Entenda o que é o linfoma não-Hodgkin, câncer que acometeu Edson Celulari

Anita Efraim - Especial para O Estado de S. Paulo

Dilma Rousseff e Reynaldo Gianecchini também já contraíram a doença

Foto: Reprodução/ Instagram

Todo o público foi pego de surpresa com a foto postada por Edson Celulari na última segunda-feira, 20, que revelou que o ator começaria seu tratamento para curar um linfoma não-Hodgkin, um tipo de câncer. 

"O linfoma não-Hodgkin, na verdade, engloba um grande grupo de doenças neoplásicas, isto é, cânceres, com origem nos linfonodos", explica Ricardo Caponero, da CLINONCO, clínica especializada em oncologia.

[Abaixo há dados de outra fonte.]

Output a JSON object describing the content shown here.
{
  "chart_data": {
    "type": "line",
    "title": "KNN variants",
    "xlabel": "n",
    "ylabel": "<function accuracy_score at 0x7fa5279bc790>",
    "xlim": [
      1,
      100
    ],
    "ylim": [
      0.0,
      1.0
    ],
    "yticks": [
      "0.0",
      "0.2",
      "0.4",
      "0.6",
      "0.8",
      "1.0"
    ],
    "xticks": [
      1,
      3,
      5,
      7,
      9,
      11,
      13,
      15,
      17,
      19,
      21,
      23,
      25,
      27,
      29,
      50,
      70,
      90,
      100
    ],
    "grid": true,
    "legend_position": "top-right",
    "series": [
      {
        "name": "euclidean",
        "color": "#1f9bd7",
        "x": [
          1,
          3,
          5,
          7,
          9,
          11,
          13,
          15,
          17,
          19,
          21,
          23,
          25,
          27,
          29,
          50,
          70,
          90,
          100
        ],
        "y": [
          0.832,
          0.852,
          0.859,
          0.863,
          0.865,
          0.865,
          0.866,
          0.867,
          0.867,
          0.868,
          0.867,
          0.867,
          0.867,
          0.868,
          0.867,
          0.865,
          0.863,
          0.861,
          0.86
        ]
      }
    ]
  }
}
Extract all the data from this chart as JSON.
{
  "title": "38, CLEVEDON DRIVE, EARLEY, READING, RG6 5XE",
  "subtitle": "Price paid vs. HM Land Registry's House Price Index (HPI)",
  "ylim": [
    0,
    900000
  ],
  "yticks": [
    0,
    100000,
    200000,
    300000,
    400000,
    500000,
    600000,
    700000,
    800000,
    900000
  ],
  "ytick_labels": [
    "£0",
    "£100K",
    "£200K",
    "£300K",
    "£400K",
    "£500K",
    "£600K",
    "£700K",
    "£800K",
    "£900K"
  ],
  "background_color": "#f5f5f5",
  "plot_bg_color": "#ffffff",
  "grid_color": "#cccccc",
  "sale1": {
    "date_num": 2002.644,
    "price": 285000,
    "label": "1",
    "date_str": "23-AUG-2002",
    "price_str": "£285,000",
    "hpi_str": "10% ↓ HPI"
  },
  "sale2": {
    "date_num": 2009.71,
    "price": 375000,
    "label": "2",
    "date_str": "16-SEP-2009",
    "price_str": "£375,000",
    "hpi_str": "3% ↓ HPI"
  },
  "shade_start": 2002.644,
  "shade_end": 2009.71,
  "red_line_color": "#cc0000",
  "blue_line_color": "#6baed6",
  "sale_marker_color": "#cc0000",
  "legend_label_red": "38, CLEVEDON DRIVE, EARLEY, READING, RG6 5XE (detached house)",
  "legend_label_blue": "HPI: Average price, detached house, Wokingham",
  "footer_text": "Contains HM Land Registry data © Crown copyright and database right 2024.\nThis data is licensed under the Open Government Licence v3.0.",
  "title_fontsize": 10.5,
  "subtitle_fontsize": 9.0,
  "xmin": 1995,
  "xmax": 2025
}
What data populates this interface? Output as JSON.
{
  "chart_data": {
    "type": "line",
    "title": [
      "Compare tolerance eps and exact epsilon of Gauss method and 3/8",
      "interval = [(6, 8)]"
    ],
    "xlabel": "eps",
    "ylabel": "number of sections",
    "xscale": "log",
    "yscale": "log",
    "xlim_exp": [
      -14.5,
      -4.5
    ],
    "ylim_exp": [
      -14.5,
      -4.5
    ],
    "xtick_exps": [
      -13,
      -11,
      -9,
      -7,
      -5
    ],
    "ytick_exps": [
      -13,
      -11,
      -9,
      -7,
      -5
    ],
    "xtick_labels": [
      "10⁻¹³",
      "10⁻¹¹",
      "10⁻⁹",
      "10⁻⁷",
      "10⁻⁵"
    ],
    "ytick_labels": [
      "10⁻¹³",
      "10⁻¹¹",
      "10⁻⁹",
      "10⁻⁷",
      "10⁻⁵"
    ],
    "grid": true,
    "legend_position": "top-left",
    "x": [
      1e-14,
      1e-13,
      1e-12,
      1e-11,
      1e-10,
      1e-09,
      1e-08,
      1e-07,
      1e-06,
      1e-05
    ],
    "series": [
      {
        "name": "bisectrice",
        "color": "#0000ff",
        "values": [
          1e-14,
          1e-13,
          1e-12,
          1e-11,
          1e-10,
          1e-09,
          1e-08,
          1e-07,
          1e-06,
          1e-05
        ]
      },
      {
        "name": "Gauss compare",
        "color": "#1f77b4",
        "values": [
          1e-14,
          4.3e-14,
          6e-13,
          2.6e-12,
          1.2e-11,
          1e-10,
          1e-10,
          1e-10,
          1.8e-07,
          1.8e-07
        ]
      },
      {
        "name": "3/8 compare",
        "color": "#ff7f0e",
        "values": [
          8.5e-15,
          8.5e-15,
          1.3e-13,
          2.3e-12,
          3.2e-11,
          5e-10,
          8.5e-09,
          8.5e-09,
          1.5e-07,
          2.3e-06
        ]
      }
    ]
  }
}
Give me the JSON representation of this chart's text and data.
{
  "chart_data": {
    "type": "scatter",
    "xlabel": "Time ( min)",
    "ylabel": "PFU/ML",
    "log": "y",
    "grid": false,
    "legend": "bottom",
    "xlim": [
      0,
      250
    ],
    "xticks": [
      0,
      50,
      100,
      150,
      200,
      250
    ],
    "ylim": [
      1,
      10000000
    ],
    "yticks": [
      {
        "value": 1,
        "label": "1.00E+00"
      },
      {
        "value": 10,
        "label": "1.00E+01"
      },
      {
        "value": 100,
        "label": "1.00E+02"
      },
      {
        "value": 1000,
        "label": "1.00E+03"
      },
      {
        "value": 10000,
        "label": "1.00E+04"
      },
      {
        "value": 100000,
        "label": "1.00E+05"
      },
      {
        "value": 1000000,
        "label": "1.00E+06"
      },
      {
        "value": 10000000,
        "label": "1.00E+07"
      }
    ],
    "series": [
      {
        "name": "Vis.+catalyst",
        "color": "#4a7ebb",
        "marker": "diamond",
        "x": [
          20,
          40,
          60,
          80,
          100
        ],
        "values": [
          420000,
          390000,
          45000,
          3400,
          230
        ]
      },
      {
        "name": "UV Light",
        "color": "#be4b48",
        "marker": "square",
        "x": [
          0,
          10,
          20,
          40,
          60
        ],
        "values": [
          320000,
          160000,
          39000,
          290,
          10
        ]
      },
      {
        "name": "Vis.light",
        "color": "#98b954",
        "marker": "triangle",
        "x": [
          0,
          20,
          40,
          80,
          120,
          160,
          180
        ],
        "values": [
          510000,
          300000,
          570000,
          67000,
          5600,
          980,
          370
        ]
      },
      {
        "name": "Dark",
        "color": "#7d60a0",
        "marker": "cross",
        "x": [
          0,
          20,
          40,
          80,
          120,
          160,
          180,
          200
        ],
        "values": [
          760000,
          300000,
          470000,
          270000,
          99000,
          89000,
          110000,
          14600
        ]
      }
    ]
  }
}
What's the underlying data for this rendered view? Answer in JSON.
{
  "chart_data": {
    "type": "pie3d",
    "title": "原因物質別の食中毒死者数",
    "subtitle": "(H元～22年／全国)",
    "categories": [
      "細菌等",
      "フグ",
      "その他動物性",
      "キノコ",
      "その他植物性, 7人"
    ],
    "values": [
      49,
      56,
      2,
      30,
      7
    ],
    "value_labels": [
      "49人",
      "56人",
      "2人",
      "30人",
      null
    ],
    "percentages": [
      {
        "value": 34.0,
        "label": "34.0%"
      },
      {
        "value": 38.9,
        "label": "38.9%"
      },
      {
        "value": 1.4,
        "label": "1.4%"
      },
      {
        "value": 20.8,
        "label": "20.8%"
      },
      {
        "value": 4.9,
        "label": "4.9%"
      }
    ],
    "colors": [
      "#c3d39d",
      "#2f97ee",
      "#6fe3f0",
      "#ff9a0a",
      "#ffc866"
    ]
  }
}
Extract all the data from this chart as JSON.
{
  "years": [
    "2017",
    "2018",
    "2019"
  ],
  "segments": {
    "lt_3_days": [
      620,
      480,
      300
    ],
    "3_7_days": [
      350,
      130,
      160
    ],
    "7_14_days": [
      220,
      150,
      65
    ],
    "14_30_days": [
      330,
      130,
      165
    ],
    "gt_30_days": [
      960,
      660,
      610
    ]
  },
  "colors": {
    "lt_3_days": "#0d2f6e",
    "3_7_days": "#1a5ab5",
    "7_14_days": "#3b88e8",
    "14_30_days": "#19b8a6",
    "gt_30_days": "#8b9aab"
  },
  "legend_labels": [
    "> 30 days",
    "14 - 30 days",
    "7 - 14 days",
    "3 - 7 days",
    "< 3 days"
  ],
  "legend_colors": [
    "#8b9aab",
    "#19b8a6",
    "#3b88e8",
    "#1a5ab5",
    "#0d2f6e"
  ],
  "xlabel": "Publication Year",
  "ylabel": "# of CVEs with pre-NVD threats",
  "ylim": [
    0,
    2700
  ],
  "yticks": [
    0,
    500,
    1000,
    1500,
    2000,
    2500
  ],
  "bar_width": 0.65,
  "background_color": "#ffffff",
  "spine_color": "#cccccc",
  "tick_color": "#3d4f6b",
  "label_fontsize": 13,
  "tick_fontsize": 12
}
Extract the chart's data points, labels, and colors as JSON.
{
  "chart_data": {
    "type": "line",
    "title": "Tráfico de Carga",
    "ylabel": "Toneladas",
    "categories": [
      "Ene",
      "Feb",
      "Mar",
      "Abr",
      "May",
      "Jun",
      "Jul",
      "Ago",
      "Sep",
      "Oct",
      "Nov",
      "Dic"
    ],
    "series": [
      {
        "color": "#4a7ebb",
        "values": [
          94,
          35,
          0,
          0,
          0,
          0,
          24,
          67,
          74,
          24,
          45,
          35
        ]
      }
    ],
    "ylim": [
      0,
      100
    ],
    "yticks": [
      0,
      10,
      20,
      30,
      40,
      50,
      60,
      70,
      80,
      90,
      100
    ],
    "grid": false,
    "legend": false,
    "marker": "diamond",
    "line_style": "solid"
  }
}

Por ser uma doença cancerígena, se não tratada de forma correta, pode levar o paciente à morte. "Os linfomas espalham-se pelo corpo, comprometem vários grupos de gânglios linfáticos e podem se espalhar para o fígado, baço e medula óssea", afirma o oncologista. 

Os principais sintomas do linfoma não-Hodgkin são o aumento de linfonodos, ou seja, gânglios linfáticos no pescoço, axilas ou virilha, excesso de sudorese noturna, febre, coceira na pele e perda de peso sem motivo aparente. 

Há poucos fatores de risco que levam ao desenvolvimentos da doença, mas alguns dos conhecidos são: sistema imune comprometido, exposição química e exposição a altas doses de radiação. Para a prevenção, as recomendações são as mesmas que para a maioria dos tipos de câncer, como ter uma dieta rica em verduras e frutas.

Caponero explica que a suspeita do surgimento do linfoma não-Hodgkin pode ser feita por um médico, mas, para a confirmação do diagnóstisco, é essencial fazer o exame anatomopatológico, isto é, a análise do material de biópsia. 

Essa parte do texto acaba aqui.